2. Unfortunately, this article was too high level to give any clues on how to implement practical application of the principles put forth.

If someone could give any advice on reading materials or experiences that have been successful in this area, I would be most appreciative!

Eric, can you reinstate my TeamNet function, please? Thank you.

-- Lisa Robinson Olson (lisa.olson@cplc.com), July 27, 1998

Answers

There are a couple of basic principles that I would encourage as first steps in beginnig an empowerment process. First perform work flow chart of the process that the team operates within. Next, identify the tasks that they are already responsible for, then the tasks that they actually perform (in most cases these two are not the same thing).

After identifying what is expected of them, and what they are actually doing, there will be obvious next steps on what to empower first. Also consider areas that the team would want to gravitate into, but try to have them work the entire spectrum of what they currently are to do prior to expanding into new areas.

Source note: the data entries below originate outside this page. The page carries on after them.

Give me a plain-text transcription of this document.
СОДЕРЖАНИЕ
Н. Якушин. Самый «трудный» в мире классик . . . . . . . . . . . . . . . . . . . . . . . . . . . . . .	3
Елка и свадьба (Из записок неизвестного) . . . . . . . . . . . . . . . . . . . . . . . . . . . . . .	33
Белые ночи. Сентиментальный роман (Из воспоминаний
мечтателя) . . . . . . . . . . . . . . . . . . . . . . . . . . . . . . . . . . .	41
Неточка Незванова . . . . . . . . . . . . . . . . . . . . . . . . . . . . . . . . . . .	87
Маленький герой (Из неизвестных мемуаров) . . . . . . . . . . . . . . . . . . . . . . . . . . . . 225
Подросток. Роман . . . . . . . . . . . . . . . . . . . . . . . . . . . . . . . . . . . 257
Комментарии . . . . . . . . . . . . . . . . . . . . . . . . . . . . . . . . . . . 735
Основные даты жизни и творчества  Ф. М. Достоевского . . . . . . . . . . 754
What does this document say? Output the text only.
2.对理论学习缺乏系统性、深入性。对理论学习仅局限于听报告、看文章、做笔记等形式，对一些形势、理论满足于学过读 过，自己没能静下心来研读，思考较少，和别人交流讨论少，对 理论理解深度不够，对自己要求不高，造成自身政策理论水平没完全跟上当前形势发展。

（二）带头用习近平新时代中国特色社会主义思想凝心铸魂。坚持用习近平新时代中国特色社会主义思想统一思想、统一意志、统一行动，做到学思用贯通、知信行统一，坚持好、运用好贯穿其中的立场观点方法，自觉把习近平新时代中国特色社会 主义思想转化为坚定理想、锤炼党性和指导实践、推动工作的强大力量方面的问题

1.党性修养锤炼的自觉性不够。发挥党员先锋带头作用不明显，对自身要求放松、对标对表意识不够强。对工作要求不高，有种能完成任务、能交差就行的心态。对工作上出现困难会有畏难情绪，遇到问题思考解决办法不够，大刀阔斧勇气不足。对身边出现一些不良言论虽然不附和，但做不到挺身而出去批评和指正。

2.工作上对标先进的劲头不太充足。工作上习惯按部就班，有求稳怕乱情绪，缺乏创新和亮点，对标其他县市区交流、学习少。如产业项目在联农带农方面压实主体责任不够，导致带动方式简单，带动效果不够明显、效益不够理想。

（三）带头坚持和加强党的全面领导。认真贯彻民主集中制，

Another area that is overlooked is the empowerment of management. Most companies try to empower the workforce, and reduce managers. That will only re-enforce the resistance of the managers. The managers should be involved in an empowerment plan that has them taking on tasks normally reserved for senior management, and senior management should be in a plan where they get new tasks from executives. There are multitudes of tasks that cannot be given proper attention (such as future product definition, market trends, root-cause analysis of process problems, customer nurturing, etc.). The long-range planning of the company should be taught to those who are freed from the day-to-day decisions that workers can probably make as well anyway.

Be careful if you are in a represented facility. Unions become very nervous when the workforce is being targeted for overhaul. My experience has shown that if you begin with holding the workers responsible for the full scope of their negotiated job descriptions, you will see tremendous improvement before considering anything more.